What I really don't understand is the MC lady who declared that Bumpurr was a MC. If he were a MC, you would have a registration number and likely be showing him in the Premiership Class, where he would obviously do very well. Why would anyone with a breed cat choose to show in the HHP class? (As I said before, in Japan the HHP class is more for fun than prestige, although of course the HHP class does count as a category in the Regional (National) winners competition.)
Please understand that this is not MY personal opinion of the HHP class (I'd love to enter Spike, but he'd be scared--he is a former feral), but the general opinion of the Japanese cat world. Remember that this is a country where most people spay/neuter their pets, but there isn't as much pressure to do so as in the States, and I've never heard anyone say "Buying a purebred cat from a breeder means the death of one more cat in a shelter." Japanese cat lovers tend to prefer moggies, but the Japanese are also a brand-name loving people, and so breed cats are popular, too. When I was a child, if someone said, "What kind of cat do you have?", you'd answer with its color--everyone had a dsh. In Japan, first they ask you the breed. There is no prejudice here against breeders, except, of course, backyard breeders. The other difference is that all the shelters are kill shelters--as I understand it, the owner gets three days to try to find Fluffy in whichever shelter she was sent to, after which Fluffy meets a grisly end. There is no system of going to a shelter to choose a new pet. However, there are rescue groups, all of whom form a loose network.

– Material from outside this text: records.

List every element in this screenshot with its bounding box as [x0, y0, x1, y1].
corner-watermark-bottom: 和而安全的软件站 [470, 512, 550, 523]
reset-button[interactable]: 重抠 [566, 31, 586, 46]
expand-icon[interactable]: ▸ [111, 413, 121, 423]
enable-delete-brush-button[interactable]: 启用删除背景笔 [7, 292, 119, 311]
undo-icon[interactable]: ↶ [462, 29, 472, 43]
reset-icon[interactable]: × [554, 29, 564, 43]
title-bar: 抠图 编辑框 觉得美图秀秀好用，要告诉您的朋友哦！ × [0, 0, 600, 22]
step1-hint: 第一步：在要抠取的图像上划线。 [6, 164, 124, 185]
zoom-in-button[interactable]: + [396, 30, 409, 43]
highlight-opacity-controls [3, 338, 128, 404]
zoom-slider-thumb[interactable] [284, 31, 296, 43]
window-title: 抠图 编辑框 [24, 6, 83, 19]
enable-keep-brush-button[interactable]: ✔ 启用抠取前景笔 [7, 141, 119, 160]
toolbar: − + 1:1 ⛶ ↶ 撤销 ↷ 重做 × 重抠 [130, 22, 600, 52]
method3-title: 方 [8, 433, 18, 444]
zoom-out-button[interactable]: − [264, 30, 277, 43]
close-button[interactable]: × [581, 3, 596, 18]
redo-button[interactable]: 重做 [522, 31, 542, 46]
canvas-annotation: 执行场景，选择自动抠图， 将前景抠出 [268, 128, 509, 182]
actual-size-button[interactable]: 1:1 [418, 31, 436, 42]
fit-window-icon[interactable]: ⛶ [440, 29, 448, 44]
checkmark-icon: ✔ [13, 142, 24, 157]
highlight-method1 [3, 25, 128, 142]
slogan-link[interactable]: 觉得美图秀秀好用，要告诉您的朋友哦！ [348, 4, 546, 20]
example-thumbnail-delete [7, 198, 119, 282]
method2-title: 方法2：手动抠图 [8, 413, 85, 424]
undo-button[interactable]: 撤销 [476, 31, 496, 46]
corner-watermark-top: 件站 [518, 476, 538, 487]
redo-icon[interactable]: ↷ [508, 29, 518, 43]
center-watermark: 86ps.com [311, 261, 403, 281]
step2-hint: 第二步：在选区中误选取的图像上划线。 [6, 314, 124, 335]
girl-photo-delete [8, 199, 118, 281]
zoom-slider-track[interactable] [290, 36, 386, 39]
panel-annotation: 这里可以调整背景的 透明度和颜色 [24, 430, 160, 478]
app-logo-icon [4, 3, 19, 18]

The rescue groups, however, are not without their problems; some foster parents refuse to let their cats be adopted by single people, or by people who are out of the house a lot (this is still a country where a majority of women stay at home to tend the house). Also, the rescued cats I've seen are often sick or even deformed; your best bet for getting a good cat in Japan is to buy from a reputable breeder, or get a kitten from a friend whose healthy and happy moggie has had an "oops" litter.
Speaking of which, last season, the number one HHP in Japan, a "spayed" female, just happened to give birth after the show season was over. HHPs, of course, must be desexed. No one would have been the wiser, but the owner posted the joyous news on her blog! She was stripped of her award, and lucky #2 became #1. Duh!!!
Back to shampoos: I don't think we have Suave in Japan, but I myself am allergic to it, so I think I'll stick with my cat shampoos. As for washing kittens, when I turned on the dryer near their playpen, they all went absolutely berserk and started bouncing off the sides; poor Cabot wet herself from fear and managed to fall in such a way as to hurt her foot (it was okay the next day, however). I was surprised by this, since both of my previous kittens (Leila and Chibi) put up with the hair dryer the first time they were shown, at 4 months. Oh, well, I'm not planning to keep any of this litter, which means I'm unlikely to be showing them, but like anything else, getting them used to unpleasant things early in life is a must.